Moreover, the contention made is refuted by the language of section 9 — 24 which provides that the claim filed against a deceased patient’s estate may be for sums due as *593maintenance charges, “or for the balance due in case less than the rate prescribed under this Act has been paid.” The clear import of this language is that, regardless of prior payments, prior ability to pay or an administrative determination thereof, the Department may present a claim for the- entire cost of maintenance, or an unpaid balance, at the rate prescribed or set under section 9 — 20. In the "face of such a legislative direction, any administrative determination of the ability to pay, once a patient has become deceased, would be a completely useless action.
Turning to the administrator’s remaining contention, viz., that the Department failed to prove the per capita maintenance charges that were in effect while Clara M. Hughey was a patient, we find that it, too, is without merit.

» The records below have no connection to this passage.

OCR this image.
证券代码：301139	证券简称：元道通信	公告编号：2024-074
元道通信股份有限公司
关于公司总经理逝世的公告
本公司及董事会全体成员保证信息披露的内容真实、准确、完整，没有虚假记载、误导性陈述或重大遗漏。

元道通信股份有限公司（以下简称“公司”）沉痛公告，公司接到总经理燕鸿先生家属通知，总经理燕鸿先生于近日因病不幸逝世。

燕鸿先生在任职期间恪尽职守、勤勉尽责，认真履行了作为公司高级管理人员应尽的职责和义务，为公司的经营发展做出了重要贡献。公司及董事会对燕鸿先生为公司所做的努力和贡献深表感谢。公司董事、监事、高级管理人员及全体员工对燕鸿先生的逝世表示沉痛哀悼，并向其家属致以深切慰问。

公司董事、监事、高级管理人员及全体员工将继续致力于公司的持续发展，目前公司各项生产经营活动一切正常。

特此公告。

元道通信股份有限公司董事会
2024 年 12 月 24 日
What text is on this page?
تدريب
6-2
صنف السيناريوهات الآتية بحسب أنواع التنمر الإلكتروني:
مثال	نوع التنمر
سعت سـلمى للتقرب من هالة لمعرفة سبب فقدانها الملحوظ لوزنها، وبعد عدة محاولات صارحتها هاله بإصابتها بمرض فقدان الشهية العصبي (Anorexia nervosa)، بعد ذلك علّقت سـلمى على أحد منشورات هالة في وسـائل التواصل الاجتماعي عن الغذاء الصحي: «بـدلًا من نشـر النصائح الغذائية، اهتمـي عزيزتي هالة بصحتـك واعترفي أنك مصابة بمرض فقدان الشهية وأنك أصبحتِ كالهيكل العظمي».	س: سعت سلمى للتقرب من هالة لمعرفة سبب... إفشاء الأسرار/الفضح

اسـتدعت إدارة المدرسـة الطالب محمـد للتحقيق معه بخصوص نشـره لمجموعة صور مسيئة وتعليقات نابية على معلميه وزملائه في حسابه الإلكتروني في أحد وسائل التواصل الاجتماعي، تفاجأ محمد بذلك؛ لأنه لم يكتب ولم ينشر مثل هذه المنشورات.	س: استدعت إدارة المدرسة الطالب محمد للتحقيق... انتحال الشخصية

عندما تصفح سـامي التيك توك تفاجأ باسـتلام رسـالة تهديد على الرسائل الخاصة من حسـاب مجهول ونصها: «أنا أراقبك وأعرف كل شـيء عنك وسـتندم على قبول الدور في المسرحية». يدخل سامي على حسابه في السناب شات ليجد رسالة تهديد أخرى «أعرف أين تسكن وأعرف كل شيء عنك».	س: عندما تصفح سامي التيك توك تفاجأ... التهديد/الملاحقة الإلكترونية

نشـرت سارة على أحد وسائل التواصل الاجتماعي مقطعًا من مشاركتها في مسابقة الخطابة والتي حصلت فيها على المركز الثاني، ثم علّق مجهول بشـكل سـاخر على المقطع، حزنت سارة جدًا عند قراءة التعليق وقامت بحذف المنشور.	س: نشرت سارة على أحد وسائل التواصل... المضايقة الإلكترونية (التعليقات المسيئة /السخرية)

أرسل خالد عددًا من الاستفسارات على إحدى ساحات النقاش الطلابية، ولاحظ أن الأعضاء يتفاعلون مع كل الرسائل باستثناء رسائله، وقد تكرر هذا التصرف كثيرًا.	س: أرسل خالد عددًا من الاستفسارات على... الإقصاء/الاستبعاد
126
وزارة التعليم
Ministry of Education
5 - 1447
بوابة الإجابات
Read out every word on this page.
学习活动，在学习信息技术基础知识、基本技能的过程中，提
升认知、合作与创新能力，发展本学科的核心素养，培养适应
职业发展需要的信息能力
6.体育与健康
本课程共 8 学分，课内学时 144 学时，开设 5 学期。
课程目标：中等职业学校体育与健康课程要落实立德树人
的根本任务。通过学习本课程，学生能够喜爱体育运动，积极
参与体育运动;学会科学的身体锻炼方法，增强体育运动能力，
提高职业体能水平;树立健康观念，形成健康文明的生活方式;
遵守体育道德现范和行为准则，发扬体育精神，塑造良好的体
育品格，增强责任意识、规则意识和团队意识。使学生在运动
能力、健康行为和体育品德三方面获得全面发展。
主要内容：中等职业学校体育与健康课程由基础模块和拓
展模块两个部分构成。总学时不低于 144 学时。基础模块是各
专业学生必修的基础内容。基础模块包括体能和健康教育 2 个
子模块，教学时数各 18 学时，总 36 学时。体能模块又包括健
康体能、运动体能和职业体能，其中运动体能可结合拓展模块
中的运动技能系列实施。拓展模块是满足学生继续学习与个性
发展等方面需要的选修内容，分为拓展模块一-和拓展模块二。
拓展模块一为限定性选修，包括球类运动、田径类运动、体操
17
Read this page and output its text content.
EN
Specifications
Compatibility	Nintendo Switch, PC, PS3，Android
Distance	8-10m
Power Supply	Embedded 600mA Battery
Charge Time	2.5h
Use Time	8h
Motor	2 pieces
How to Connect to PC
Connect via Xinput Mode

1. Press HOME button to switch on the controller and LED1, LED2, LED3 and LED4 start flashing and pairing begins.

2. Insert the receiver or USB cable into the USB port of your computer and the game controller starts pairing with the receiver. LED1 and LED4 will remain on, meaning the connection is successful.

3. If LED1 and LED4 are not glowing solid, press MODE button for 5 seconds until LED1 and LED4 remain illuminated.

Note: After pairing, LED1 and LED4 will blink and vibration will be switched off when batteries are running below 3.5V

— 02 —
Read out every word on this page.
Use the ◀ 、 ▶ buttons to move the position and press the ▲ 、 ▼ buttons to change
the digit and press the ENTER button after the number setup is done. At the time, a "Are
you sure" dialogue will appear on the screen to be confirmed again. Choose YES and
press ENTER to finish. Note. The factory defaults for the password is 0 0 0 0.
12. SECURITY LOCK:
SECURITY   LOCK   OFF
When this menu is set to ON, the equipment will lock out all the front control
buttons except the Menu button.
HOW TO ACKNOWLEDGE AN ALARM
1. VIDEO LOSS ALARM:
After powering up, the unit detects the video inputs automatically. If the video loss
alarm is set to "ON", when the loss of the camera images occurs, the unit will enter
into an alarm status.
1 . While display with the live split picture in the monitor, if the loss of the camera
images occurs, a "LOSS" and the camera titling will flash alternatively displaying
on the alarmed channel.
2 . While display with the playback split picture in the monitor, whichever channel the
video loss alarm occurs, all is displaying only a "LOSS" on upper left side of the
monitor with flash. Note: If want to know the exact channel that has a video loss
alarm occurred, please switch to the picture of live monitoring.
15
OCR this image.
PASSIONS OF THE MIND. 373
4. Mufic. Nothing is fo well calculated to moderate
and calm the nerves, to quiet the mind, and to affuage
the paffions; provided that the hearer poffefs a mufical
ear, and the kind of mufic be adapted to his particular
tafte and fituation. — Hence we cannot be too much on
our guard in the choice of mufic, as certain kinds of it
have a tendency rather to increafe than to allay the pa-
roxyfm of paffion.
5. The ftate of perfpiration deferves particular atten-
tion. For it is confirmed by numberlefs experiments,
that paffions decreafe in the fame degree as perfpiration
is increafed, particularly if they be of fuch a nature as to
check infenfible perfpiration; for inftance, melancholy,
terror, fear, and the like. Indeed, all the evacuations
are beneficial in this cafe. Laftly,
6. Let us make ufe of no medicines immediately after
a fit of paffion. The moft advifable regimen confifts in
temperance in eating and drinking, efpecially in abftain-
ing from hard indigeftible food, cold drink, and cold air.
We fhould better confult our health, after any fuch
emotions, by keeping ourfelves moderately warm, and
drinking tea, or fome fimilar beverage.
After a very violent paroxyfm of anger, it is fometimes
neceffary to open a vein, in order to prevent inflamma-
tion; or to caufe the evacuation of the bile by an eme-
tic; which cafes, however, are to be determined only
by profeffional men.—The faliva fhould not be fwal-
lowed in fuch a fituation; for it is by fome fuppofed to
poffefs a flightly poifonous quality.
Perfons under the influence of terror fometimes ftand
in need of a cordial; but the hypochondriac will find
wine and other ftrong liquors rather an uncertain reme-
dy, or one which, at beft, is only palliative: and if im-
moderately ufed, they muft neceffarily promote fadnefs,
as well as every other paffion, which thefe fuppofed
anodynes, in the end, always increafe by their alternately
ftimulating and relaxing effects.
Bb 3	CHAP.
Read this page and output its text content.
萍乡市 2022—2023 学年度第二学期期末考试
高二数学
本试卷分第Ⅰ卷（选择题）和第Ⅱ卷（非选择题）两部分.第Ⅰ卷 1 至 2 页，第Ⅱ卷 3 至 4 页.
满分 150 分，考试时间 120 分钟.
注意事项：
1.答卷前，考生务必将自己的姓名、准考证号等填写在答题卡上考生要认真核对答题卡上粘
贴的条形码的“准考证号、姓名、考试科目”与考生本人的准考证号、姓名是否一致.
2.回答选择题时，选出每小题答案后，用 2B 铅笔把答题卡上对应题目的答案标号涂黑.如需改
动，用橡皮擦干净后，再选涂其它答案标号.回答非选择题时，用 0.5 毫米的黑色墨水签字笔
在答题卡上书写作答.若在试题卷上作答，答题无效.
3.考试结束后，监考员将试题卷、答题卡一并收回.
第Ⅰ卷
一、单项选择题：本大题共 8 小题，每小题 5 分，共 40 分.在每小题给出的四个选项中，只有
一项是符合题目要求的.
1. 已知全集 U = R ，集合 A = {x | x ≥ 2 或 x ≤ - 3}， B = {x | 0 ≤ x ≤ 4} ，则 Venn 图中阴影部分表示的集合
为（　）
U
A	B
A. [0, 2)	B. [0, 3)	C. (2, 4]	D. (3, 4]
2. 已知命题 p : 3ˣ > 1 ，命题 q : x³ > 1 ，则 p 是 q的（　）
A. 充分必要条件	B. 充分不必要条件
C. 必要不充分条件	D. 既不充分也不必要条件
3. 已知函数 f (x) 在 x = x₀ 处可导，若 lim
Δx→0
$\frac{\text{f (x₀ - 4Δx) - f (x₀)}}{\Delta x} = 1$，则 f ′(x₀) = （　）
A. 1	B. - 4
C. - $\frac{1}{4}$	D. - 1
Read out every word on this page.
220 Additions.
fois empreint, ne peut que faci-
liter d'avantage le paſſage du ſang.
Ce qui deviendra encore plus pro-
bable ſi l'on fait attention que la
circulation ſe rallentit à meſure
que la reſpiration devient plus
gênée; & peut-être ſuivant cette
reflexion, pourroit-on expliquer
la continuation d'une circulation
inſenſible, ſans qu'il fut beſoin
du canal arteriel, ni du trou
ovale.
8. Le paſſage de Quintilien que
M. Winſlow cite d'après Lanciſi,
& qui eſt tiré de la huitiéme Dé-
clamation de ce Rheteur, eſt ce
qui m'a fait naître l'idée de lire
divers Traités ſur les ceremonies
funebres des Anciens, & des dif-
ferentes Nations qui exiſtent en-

Department regulations, schedules and an official statement of account, which were before the court both by the pleadings and by judicial notice, (inasmuch as they are in the published reports and public records of the Department of Public Welfare), establish that the maximum monthly-charge (per capita cost) made for the maintenance of a patient in a State mental hospital from January 1, 1952, to July 1, 1957, was set at $60, (see also: Department of Public Welfare v. A’Hern, 14 Ill.2d 575, at 577,) and from that date to May, 1959, was $81. Cf. People ex rel. Castle v. Wright, 8 Ill.2d 454, at 462-463; Gadlin v. Auditor of Public Accounts, 414 Ill. 89, at 94.
The order of the county court of White County denying the Department’s claim is reversed and the cause is remanded for the entry of an order consistent with the view expressed in this opinion.
. Reversed and remanded, with directions.